We propose a novel knowledge distillation framework for effectively teaching a sensorimotor student agent to drive from the
supervision of a privileged teacher agent. Our proposed sensorimotor agent results in a robust image-based behavior cloning
agent in CARLA, improving over current models by over 20.6% in driving score without requiring LiDAR, historical observations,
ensemble of models, on-policy data aggregation or reinforcement learning.
We introduce a novel vision-and-language navigation (VLN) task of learning to provide real-time guidance to a blind follower situated
in complex dynamic navigation scenarios. We collect a multi-modal real-world benchmark with in-situ Orientation and Mobility (O&M)
instructional guidance. We leverage the real-world study to inform the design of a larger-scale simulation benchmark. In the end, we present ASSISTER, an imitation-learned agent that can
embody such effective guidance.
We introduce SelfD, a framework for learning scalable driving by utilizing large amounts of online monocular images. Our key idea is to leverage iterative semi-supervised training when learning imitative agents from unlabeled data. We employ a large dataset of publicly available YouTube videos to train SelfD and comprehensively analyze its generalization benefits across challenging navigation scenarios. SelfD demonstrates consistent improvements (by up to 24%) in driving performance evaluation on nuScenes, Argoverse, Waymo, and CARLA.
We introduce X-World, an accessibility-centered development environment for vision-based autonomous systems, which enables spawning dynamic agents with various mobility aids. The simulation supports generation of ample amounts of finely annotated, multi-modal data in a safe, cheap, and privacy-preserving manner. We highlight novel difficulties introduced by our benchmark and tasks, as well as opportunities for future developments. We further validate and extend our analysis by introducing a complementary real-world evaluation benchmark.

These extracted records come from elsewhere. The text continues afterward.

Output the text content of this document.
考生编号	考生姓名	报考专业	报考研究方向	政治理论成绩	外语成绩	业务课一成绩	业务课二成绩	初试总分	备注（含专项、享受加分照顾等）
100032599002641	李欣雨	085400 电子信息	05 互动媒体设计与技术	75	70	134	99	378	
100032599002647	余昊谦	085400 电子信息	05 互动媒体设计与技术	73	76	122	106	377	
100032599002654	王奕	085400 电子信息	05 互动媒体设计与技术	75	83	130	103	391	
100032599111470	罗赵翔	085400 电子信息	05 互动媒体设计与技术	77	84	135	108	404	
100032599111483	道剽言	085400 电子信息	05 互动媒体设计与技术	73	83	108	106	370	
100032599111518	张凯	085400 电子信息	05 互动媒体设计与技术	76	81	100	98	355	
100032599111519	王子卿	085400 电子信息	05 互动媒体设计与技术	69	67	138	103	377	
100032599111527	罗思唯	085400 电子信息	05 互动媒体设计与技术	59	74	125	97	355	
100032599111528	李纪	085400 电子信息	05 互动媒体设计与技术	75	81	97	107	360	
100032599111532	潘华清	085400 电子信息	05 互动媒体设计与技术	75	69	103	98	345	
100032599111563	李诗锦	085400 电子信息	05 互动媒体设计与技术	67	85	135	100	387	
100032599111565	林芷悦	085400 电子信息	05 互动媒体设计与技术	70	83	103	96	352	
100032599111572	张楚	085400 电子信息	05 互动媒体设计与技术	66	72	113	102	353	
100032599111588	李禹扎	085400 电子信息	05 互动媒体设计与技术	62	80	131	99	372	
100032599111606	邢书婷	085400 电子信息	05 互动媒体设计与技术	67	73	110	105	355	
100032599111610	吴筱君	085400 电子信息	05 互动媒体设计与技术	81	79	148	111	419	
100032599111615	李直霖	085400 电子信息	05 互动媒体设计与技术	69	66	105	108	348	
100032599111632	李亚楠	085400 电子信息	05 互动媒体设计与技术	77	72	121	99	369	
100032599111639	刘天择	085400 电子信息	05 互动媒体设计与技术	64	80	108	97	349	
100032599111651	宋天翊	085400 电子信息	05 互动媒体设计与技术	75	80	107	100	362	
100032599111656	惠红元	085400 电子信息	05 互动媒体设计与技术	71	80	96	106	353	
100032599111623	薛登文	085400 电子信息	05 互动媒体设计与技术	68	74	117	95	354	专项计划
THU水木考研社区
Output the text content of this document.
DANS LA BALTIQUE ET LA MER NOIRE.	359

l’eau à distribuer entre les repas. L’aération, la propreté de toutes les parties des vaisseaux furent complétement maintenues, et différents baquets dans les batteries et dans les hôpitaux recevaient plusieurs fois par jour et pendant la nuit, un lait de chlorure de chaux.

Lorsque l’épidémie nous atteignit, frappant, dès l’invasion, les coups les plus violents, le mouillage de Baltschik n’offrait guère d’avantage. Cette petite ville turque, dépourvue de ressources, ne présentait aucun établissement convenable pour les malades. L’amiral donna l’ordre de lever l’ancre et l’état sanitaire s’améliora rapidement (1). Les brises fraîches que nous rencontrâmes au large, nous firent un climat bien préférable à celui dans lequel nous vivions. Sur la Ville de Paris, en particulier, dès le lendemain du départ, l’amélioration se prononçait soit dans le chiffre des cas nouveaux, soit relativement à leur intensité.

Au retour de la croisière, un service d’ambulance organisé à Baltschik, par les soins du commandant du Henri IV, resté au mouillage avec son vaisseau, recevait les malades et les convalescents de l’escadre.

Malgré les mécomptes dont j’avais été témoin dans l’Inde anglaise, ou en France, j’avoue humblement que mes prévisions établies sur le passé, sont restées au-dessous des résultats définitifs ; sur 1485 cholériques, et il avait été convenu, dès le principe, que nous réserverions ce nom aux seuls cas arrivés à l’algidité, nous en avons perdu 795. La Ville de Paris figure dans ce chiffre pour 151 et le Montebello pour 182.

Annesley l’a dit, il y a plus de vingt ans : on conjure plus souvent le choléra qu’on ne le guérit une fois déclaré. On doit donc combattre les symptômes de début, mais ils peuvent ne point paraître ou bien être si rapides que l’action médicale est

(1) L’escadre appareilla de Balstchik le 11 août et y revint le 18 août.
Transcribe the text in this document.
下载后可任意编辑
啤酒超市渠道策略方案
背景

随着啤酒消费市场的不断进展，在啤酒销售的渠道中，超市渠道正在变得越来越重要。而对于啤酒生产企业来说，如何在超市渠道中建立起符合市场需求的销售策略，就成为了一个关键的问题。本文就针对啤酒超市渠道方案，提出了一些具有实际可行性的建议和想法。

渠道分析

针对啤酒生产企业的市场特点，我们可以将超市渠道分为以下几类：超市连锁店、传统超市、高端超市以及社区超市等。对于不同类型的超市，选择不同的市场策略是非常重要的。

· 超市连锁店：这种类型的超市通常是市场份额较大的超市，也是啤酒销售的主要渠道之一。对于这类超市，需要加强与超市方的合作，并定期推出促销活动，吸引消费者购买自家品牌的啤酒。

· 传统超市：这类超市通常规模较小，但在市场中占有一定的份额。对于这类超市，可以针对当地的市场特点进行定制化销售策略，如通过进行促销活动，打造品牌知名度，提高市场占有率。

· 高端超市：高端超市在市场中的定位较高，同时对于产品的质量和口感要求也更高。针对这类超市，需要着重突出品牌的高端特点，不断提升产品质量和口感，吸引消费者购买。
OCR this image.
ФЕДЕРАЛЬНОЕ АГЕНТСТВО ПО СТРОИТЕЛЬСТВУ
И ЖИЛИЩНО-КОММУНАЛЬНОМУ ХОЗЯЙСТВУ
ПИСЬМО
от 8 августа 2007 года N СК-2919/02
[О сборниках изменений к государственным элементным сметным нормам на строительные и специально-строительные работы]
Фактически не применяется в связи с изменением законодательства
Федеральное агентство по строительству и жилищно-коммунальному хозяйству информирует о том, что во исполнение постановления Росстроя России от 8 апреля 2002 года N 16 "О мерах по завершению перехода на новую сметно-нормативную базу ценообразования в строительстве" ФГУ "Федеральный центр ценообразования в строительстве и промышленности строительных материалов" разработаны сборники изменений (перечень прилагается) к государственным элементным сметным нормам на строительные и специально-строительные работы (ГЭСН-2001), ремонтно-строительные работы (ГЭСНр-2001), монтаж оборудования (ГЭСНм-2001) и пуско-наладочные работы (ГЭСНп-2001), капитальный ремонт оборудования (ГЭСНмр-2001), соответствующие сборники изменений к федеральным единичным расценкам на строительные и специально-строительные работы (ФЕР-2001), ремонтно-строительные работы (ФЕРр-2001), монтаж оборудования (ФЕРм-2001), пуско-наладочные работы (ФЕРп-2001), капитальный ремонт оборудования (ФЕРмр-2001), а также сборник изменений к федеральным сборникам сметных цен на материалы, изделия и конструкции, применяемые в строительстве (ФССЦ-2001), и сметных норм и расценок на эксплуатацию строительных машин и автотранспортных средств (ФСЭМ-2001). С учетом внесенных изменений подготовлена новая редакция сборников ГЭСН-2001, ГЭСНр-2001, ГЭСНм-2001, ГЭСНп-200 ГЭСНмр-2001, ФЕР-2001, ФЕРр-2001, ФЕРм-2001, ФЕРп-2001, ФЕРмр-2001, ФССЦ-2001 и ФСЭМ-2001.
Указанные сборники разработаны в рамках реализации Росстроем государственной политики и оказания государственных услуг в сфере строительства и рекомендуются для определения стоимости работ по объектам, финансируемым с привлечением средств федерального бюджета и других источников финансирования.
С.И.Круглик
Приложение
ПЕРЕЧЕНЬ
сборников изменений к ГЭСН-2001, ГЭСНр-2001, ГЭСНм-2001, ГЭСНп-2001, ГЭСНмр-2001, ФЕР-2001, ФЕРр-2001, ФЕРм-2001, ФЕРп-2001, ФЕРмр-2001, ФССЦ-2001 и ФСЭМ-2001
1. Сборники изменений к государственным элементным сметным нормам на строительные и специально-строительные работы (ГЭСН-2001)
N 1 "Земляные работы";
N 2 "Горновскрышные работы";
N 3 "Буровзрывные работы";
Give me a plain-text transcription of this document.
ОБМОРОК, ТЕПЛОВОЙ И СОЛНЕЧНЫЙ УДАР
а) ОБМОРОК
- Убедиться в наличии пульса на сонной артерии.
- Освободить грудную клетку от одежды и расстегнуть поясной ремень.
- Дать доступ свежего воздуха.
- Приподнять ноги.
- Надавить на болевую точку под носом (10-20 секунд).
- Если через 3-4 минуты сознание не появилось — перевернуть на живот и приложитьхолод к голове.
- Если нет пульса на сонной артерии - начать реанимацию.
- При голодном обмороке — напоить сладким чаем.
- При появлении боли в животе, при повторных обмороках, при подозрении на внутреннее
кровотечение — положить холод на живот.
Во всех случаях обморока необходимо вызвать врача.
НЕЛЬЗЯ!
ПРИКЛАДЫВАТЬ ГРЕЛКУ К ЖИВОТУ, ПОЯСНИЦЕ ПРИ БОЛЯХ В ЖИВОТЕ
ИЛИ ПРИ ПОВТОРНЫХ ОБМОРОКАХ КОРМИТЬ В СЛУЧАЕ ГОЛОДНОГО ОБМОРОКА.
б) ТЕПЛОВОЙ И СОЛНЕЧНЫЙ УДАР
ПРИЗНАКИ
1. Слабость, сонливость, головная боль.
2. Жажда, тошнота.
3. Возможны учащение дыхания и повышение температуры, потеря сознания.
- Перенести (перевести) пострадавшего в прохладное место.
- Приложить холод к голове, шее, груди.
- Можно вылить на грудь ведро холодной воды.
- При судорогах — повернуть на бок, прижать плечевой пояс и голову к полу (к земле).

We propose the Learning by Watching (LbW) framework which enables learning a driving policy without requiring full knowledge of neither the state nor expert actions. To increase its data, i.e., with new perspectives and maneuvers, LbW makes use of the demonstrations of other vehicles in a given scene by (1) transforming the egovehicle’s observations to their points of view, and (2) inferring their expert actions. Our LbW agent learns more robust driving policies while enabling data-efficient learning, including quick adaptation of the policy to rare and novel scenarios.
We design an end-to-end DNN tracking approach, Flow-Fuse-Tracker (FFT), consisting of two efficient techniques: target flowing and target fusing. In target flowing, a FlowTracker DNN module learns the indefinite number of target-wise motions jointly from pixel-level optical flows. In target fusing, a FuseTracker DNN module refines and fuses targets proposed by FlowTracker and frame-wise object detection, instead of trusting either of the two inaccurate sources of target proposal.